Real Estate Debt Finance – the Sleeping Giant of Sustainability?

18 June 2015
Topic: Investment
Type: Blogs

Traditionally at the BBP we’ve always focused on direct investment in real estate, working with property companies, REITS and fund managers, providing them with practical tools to improve the sustainability performance of their assets.

Given that commercial real estate is one of the sectors where the greatest (and most cost effective) carbon emissions savings can be made, policy instruments and market drivers have typically focused on property owners and developers.

Over the past 5 years we’ve seen a proliferation of environmental policy which directly impacts property ownership e.g. Part L of Building Regulations, Energy Performance Certificates, the CRC Energy Efficiency Scheme, the Energy Savings Opportunity Scheme and most recently Minimum Energy Efficiency Standards.

Coupled with regulatory drivers, we’ve also seen a growth in voluntary market tools and standards which measure and benchmark the environmental performance of commercial real estate.

At an asset level there are certification systems such as BREEAM and Ska, and benchmarks to compare performance such as our own Real Estate Environmental Benchmark.

Then as you move up the investment hierarchy to a company or fund level, initiatives such as GRI, EPRA, INREV, PRI and GRESB are having a transformational impact in how commercial property owners report environmental performance to their investors.

It’s fair to say that those making direct investments in real estate have gone through a metamorphosis in relation to their understanding of and approach to sustainability. Leading players are now managing the associated risks to their investments as well as starting to realise value creation opportunities.

However, this is only part of the story…

Debt finance, those that provide loans secured against real estate (put simply, just think mortgages for commercial property), represents over 50% of invested commercial real estate across Europe. It is a hugely popular form of investment with real estate lending now back to pre-Financial Crisis levels and continuing to grow.

In 2014, we saw a 55% increase in lending origination across Europe, comprised of new investment lending, new development lending and refinance lending and 45% of that originating in the UK.

This trend looks set to continue into 2015, particularly given the general lack of confidence in the strength of Eurozone economy throughout 2014, so we can expect lending to play an even greater role in how real estate is financed over the coming years.

Now given the important role lending plays, and linking back to my earlier points regarding the rapid changes we’ve seen in direct property investment, how long will it be before environmental policy instruments and market drivers shift their focus towards commercial real estate lending?

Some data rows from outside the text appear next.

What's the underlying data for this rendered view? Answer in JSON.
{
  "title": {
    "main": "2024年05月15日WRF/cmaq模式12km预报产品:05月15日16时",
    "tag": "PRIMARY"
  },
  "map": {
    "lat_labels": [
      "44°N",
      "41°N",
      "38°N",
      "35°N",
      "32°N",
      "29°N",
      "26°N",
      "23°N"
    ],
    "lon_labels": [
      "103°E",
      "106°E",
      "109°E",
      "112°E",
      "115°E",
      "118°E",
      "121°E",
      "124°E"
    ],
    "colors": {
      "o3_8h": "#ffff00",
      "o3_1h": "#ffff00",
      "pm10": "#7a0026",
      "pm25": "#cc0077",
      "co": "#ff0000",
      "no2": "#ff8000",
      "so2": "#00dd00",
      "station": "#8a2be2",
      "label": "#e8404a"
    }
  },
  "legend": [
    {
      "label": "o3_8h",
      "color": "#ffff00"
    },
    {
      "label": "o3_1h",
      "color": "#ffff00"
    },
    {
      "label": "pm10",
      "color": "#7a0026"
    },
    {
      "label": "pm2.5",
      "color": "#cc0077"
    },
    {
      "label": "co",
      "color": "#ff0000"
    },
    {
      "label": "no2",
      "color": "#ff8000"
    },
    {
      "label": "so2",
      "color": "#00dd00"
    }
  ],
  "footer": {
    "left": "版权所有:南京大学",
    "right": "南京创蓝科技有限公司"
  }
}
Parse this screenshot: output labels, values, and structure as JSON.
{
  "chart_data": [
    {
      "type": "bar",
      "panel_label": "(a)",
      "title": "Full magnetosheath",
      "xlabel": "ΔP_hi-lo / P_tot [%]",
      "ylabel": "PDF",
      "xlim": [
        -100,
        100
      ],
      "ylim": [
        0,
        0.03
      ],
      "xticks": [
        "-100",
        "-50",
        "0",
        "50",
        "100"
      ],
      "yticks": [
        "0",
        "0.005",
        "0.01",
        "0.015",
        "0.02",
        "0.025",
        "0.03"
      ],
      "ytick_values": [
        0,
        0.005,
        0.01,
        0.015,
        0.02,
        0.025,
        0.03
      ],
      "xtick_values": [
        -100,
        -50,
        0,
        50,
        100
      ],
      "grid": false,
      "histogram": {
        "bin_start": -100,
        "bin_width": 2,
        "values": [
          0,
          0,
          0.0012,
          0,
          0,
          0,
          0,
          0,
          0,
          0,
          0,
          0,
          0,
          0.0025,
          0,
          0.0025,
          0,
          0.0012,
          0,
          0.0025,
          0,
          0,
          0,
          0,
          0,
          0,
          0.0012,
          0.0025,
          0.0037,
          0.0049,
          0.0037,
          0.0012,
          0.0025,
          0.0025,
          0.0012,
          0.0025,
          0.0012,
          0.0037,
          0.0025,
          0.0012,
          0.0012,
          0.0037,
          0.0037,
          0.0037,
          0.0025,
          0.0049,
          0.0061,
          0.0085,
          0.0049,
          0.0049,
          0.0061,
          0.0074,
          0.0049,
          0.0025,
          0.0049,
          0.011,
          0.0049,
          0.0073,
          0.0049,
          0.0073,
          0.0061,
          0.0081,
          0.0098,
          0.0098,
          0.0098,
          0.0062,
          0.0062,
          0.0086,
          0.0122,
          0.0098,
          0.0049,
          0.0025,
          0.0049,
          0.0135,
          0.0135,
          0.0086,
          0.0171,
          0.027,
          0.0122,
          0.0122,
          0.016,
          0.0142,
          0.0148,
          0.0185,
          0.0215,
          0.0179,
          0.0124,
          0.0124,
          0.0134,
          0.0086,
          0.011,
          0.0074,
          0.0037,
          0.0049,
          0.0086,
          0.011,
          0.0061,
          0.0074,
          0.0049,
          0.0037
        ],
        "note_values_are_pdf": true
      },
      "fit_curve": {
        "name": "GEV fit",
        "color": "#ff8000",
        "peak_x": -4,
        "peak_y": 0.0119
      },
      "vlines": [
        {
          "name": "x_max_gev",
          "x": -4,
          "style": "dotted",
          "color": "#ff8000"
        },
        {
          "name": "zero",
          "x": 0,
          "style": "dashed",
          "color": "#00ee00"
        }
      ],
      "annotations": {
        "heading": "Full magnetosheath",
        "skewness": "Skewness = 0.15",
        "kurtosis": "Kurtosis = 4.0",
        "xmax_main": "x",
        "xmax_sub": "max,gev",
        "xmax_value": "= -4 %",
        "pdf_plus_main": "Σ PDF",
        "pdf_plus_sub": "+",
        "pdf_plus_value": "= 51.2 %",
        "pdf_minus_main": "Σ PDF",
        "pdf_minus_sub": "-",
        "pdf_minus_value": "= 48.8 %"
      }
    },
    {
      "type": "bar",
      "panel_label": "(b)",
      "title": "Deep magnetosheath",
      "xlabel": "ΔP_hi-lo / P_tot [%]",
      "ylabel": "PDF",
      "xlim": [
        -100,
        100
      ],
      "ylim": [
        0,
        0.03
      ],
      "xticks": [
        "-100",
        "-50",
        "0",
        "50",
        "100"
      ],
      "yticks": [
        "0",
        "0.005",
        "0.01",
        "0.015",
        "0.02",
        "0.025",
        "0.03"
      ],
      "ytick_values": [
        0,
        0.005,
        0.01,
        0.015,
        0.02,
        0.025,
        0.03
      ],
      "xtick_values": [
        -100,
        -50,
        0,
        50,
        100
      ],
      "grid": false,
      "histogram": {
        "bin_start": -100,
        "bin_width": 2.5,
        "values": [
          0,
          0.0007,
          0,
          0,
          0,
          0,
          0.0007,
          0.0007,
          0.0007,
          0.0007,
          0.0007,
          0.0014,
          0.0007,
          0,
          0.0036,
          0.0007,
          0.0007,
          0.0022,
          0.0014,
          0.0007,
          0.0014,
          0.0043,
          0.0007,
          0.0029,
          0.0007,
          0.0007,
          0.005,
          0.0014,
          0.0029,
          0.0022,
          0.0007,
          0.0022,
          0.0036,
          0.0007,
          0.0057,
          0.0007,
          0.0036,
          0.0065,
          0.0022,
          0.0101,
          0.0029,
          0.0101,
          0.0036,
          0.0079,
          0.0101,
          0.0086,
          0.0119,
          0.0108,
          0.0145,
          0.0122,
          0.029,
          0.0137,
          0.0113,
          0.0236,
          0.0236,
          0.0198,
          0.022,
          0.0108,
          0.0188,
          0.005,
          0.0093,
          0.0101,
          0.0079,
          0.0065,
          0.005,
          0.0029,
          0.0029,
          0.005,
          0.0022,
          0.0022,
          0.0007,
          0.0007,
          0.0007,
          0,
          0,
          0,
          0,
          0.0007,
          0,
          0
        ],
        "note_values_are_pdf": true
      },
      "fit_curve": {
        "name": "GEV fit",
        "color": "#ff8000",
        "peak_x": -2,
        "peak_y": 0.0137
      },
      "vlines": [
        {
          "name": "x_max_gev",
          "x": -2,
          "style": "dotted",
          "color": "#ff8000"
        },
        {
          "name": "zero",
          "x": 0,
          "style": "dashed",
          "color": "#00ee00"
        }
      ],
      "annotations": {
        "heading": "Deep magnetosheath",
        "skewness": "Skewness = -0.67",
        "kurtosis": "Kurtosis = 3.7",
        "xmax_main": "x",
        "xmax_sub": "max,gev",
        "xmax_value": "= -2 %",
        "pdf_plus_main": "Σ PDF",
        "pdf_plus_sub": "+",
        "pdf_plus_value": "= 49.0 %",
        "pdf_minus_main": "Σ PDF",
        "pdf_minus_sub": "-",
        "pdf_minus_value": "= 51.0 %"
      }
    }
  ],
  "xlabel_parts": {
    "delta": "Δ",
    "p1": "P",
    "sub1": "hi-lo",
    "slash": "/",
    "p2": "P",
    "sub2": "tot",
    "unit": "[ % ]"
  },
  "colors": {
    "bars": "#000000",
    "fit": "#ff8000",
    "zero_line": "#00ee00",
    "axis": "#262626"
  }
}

And, more importantly, how well prepared are lenders in understanding and managing the sustainability risks associated with their investments – both in terms of their existing loan book as well as the new lending decisions they make?

To address this issue, during 2014, we established our Commercial Real Estate Lending Working Group which aims to share and develop best-practise around sustainability considerations for commercial real estate lending.

With the support of our Members as well as industry experts Commercial Real Estate Finance Council Europe, RBS, RICS and the Loan Market Association, over the course of 2015 we will be sharing our experience to help lenders understand how sustainability may impact the value of their investment decisions and what actions we feel would be prudent to take to manage those risks.

Firstly, this will focus on risk management practises by exploring sustainability due diligence items a lender might want to undertake in relation to a new lending decision secured against commercial real estate, as well as assessing the risks associated with your current loan book.

Before then moving beyond risk management and looking at the opportunities to drive market transformation as a lender.